I know exactly what you're trying to say. I've known people who've struggled with this for twenty years and made little progress because of psychological issues. I will say again, therefore, that if fear is a problem, you need an airtight trading plan, thoroughly-tested and consistently-profitable in sim before you go live with real money. If you don't, you stand to lose a great deal of money. But it's your money.
Not if you sensible about, yes if you believe you need 100k or your under funded then for sure, but add $100 per month when required and its fine, wayyyy better than demo.
If you trade size then spread the orders out, this is common knowledge - you don't just submit one large order. Most traders do not trade the ES and therefore have less liquidity at their disposal. Nor do they go for $5 a share windfalls. What I'm saying applies to most equities, most futures and a number of currencies. You do not understand that the volume of 2 million contracts is for the whole day, at any given moment there might be only 10-20 contracts on offer so an order in the hundreds would definitely move the price, especially in the quiet hours (12:30pm to 1:30pm). If your goal is to get the average price for the whole day then yes, daily volume matters. Sure, I can buy a large position "in seconds" as well but I know that I will be moving the price with my order and that translates to the bottom line. The goal is not to get filled at any price but to get filled while remaining relatively invisible.
I'm reminded of the hot-doggers I knew in '98-'99. But I've known hundreds of beginners since then who preferred to just jump in rather than put together a reliable trading plan. They're all gone. She has a choice right now between being profitable in a few months or wasting years just trying to reach breakeven. But it's up to her. Two roads diverged in a yellow wood . . .
99% fail or give up, so thats to be expected. Most demo traders, prove they can make demo money, get over confident, role large money in, to discover its not the same then blow it, in my experience. Demo is like learning to drive a car by playing GTA to me. But feel free to stay demo and keep hunting this reliable trading plan, if only it was that easy.
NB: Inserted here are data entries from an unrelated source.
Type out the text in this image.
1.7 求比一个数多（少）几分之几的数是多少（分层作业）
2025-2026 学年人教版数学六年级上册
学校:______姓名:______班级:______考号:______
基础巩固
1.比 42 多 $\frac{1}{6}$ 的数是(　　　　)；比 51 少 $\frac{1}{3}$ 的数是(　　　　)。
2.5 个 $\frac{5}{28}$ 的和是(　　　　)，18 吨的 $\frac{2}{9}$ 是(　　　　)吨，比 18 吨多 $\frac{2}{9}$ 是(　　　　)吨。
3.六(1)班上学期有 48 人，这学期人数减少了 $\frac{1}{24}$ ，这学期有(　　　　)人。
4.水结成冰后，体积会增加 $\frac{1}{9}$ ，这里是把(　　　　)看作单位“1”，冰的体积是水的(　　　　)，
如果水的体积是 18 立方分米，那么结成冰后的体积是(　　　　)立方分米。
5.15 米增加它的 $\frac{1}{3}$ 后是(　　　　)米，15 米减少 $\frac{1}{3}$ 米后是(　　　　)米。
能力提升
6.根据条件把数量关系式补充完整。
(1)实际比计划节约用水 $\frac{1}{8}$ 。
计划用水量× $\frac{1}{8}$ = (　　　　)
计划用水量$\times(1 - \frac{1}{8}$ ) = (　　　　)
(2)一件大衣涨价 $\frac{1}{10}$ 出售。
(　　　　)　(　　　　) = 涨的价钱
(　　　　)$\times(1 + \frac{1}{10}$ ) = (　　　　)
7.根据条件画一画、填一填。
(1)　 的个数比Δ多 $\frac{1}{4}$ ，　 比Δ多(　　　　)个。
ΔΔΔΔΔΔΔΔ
No, developing a thoroughly-tested and consistently-profitable trading plan is not easy. It's difficult. And time-consuming. Which is why few beginners do it. Which is why they nearly all fail. Demo trading without having gone through all the preceding steps is no better than masturbation. But if it's the final step before trading live, it is useful and not "a waste of time".
Thats your opinion, nothing more or less! My opinion is your chasing something that isn't real, its about experience, 1000nds of hours infront of a chart, demo is better than nothing, live is better than demo. Take a few risks from time to time, maybe you might learn something. Prefer to waste money than time, demo to me is just a waste of time.